Hash function threats: Assume one-way property

Answer 11

If we know common passwords, we can determine their hash.

Question 12

Hash function threats: Dictionary attacks

Answer 12

The program has a dictionary of common passwords and try each one (brute force). Requires access to hash values and lots of time to test for matches.

Question 13

Hash function threats: Offline attacks

Answer 13

Take the dictionary of common passwords and compute the hash values for each. Then search the hash file offline for any matching hashes.

Question 14

T/F: Hackers can acquire publicly available software that can do 10^8 MD5 hashes/sec on a GPU

Answer 14

True

Question 15

What is two users pick the same password?

Answer 15

A random number is added to the password, which will make the hash values different. this means that you will have to store the salt with the hash values.

Question 16

T/F: Hash function is fast, which makes it harder to crack.

Answer 16

False. Slow makes it difficult to crack via brute force.

Question 17

Problem with passwords

Answer 17

• -As password length and complexity increases, usability suffers
• -Phishing and social engineering take advantage of the face that users do not often authenticate who is asking for their password.
• -Once a password is stolen, it can be used many times.
• -Humans have a hard time remembering lots of passwords. Usable passwords are easy to guess.

Question 18

Sys Admin

Answer 18

• -Never store passwords in the clear
• -Only store hashed values and use a random salt
• -Avoid general purpose fast hash functions

Question 19

Users

Answer 19

–Use a password manager

Question 20

Something you have

Answer 20

User must have it. Token, smart cards, etc.
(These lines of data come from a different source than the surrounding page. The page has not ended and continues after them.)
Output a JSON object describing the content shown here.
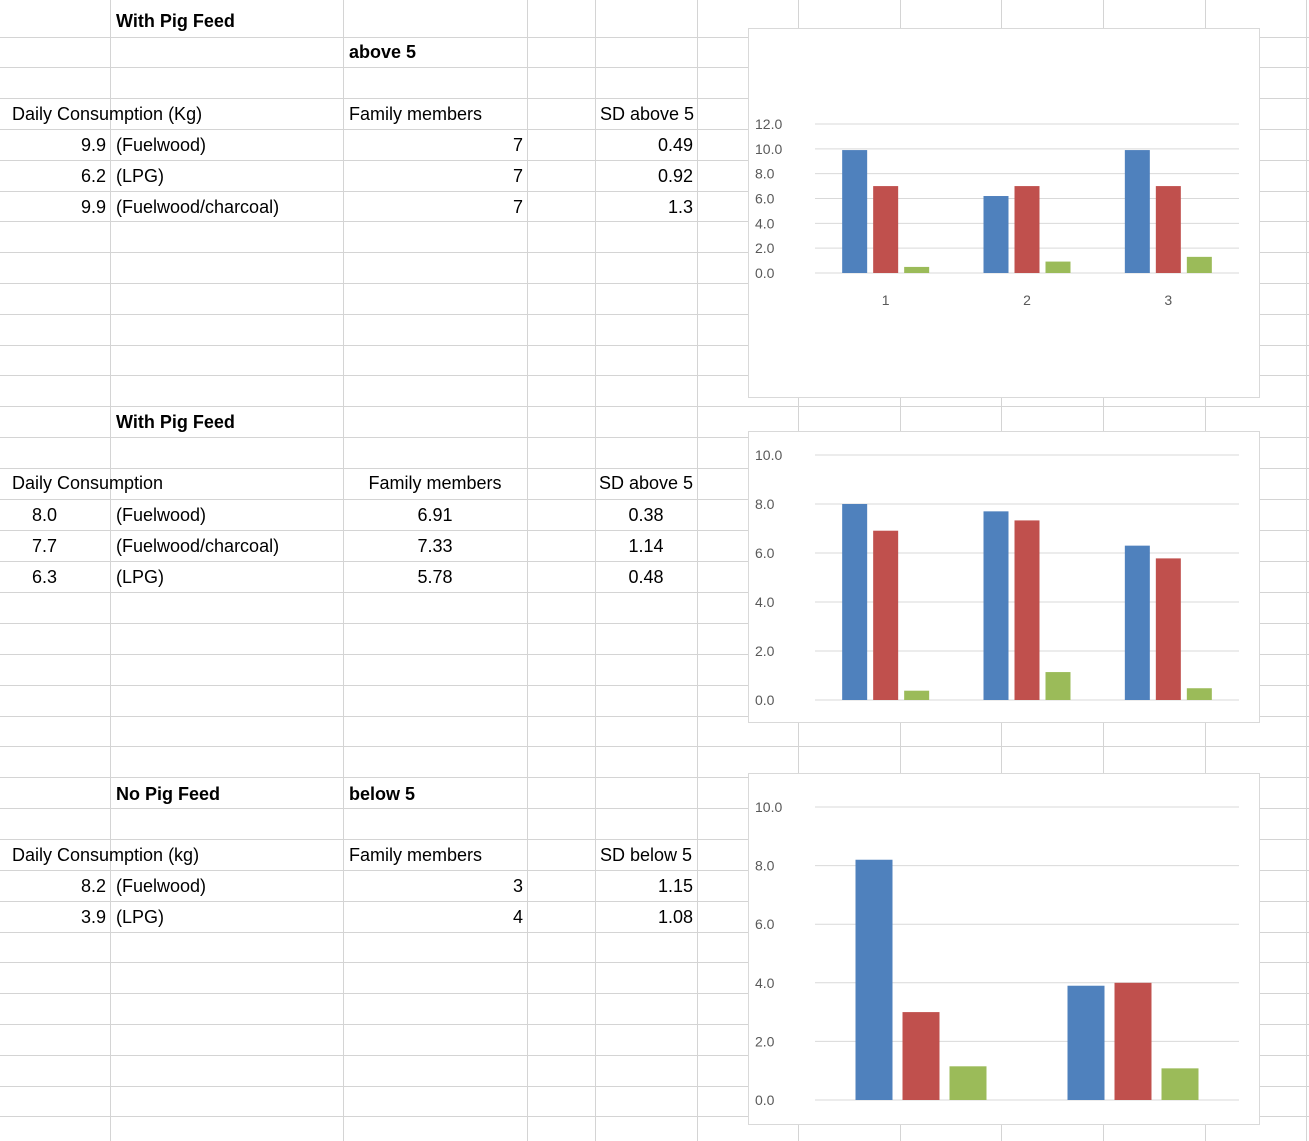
{
  "section1": {
    "title": "With Pig Feed",
    "subtitle": "above 5",
    "headers": {
      "consumption": "Daily Consumption (Kg)",
      "family": "Family members",
      "sd": "SD above 5"
    },
    "rows": [
      {
        "value": "9.9",
        "fuel": "(Fuelwood)",
        "family": "7",
        "sd": "0.49"
      },
      {
        "value": "6.2",
        "fuel": "(LPG)",
        "family": "7",
        "sd": "0.92"
      },
      {
        "value": "9.9",
        "fuel": "(Fuelwood/charcoal)",
        "family": "7",
        "sd": "1.3"
      }
    ]
  },
  "section2": {
    "title": "With Pig Feed",
    "headers": {
      "consumption": "Daily Consumption",
      "family": "Family members",
      "sd": "SD above 5"
    },
    "rows": [
      {
        "value": "8.0",
        "fuel": "(Fuelwood)",
        "family": "6.91",
        "sd": "0.38"
      },
      {
        "value": "7.7",
        "fuel": "(Fuelwood/charcoal)",
        "family": "7.33",
        "sd": "1.14"
      },
      {
        "value": "6.3",
        "fuel": "(LPG)",
        "family": "5.78",
        "sd": "0.48"
      }
    ]
  },
  "section3": {
    "title": "No Pig Feed",
    "subtitle": "below 5",
    "headers": {
      "consumption": "Daily Consumption (kg)",
      "family": "Family members",
      "sd": "SD below 5"
    },
    "rows": [
      {
        "value": "8.2",
        "fuel": "(Fuelwood)",
        "family": "3",
        "sd": "1.15"
      },
      {
        "value": "3.9",
        "fuel": "(LPG)",
        "family": "4",
        "sd": "1.08"
      }
    ]
  },
  "colors": {
    "series1": "#4f81bd",
    "series2": "#c0504d",
    "series3": "#9bbb59",
    "grid": "#d9d9d9",
    "axis_text": "#595959"
  },
  "chart_data": [
    {
      "type": "bar",
      "categories": [
        "1",
        "2",
        "3"
      ],
      "series": [
        {
          "values": [
            9.9,
            6.2,
            9.9
          ]
        },
        {
          "values": [
            7,
            7,
            7
          ]
        },
        {
          "values": [
            0.49,
            0.92,
            1.3
          ]
        }
      ],
      "ylim": [
        0,
        12
      ],
      "yticks": [
        "0.0",
        "2.0",
        "4.0",
        "6.0",
        "8.0",
        "10.0",
        "12.0"
      ],
      "grid": true
    },
    {
      "type": "bar",
      "categories": [
        "",
        "",
        ""
      ],
      "series": [
        {
          "values": [
            8.0,
            7.7,
            6.3
          ]
        },
        {
          "values": [
            6.91,
            7.33,
            5.78
          ]
        },
        {
          "values": [
            0.38,
            1.14,
            0.48
          ]
        }
      ],
      "ylim": [
        0,
        10
      ],
      "yticks": [
        "0.0",
        "2.0",
        "4.0",
        "6.0",
        "8.0",
        "10.0"
      ],
      "grid": true
    },
    {
      "type": "bar",
      "categories": [
        "",
        ""
      ],
      "series": [
        {
          "values": [
            8.2,
            3.9
          ]
        },
        {
          "values": [
            3,
            4
          ]
        },
        {
          "values": [
            1.15,
            1.08
          ]
        }
      ],
      "ylim": [
        0,
        10
      ],
      "yticks": [
        "0.0",
        "2.0",
        "4.0",
        "6.0",
        "8.0",
        "10.0"
      ],
      "grid": true
    }
  ]
}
Problems include: user must have it, additional HW may be required, increased cost.

Question 21

Something you are

Answer 21

Biometric methods (ie keystroke dynamics, voice, retina scans, fingerprints)

Question 22

Static biometric methods

Answer 22

• -Retina scans
• -Fingerprints
• -Face recognition

Question 23

Dynamic biometric methods

Answer 23

• -Handwriting
• -Keystroke dynamics
• -Voice
• -Behavior

Question 24

Multi-factor authentication

Answer 24

Combination of the 3 factors:

• -Something you know
• -Something you have
• -Something you are

Question 25

Authentication over a network

Answer 25

–Remote services require authentication over a network. NOT a trusted path. Crypto helps.